Philadelphia is not usually the city that comes to mind when thoughts turn to the circus, circus elephants, circus entrepreneur P.T. Barnum, or inventor Thomas Edison.
Yet the city of Philadelphia plays a starring role in author Michael Daly's slice-of-Americana history featuring the name of a now-dead elephant as the book's title, with Barnum and Edison receiving billing in the book's subtitle.
The name of the Philadelphia anchor to Daly's convoluted slice of American folklore is Adam Forepaugh, a Philadelphia businessman whose traveling circus rivaled P.T. Barnum's through several decades of the 19th century.
Forepaugh's name is not in the book's title or subtitle. He is a major character, however, and drags his home base of Philadelphia into the saga again and again until his death during 1890 alters the circus/elephant world.
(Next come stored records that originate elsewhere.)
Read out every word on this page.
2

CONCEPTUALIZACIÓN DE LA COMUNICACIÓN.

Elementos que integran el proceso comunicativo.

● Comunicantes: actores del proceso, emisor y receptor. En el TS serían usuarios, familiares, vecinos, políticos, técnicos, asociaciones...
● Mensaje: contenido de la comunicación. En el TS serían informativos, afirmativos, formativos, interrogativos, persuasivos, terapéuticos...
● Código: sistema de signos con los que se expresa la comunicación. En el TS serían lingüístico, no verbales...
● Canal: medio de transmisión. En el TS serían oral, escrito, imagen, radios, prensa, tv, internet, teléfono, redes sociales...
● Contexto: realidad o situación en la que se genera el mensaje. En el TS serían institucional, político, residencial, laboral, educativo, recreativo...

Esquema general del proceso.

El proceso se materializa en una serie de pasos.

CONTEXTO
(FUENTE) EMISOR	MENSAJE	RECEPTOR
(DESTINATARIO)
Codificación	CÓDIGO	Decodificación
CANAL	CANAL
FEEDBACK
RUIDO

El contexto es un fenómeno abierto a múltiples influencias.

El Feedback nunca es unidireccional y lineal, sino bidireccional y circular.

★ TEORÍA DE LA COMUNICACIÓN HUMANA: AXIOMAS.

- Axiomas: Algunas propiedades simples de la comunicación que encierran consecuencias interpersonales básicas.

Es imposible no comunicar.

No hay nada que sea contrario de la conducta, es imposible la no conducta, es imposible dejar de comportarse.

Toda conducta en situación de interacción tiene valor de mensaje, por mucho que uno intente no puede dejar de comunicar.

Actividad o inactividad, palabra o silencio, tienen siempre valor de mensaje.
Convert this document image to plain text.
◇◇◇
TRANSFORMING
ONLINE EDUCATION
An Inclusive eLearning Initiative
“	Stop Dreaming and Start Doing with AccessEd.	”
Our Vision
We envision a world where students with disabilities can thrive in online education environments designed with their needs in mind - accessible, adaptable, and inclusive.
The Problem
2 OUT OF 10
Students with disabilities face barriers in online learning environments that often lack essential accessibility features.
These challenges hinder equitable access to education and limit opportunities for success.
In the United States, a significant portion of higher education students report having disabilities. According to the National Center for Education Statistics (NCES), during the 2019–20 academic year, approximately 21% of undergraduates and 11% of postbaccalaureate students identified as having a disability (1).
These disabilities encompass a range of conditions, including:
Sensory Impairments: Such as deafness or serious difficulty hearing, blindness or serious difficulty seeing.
Daly, a columnist for the New York Daily News, opens the book with the birth of an elephant somewhere in an Asian forest, circa 1875. He explains, admiringly, how elephants mature in the wild. He then explains, with alarm, how rapacious humans entered the wild, justified the capture of the elephants, and found methods, all of them arduous, to transport those intelligent, sensitive, gigantic beasts across oceans to reside in zoos or perform in circuses.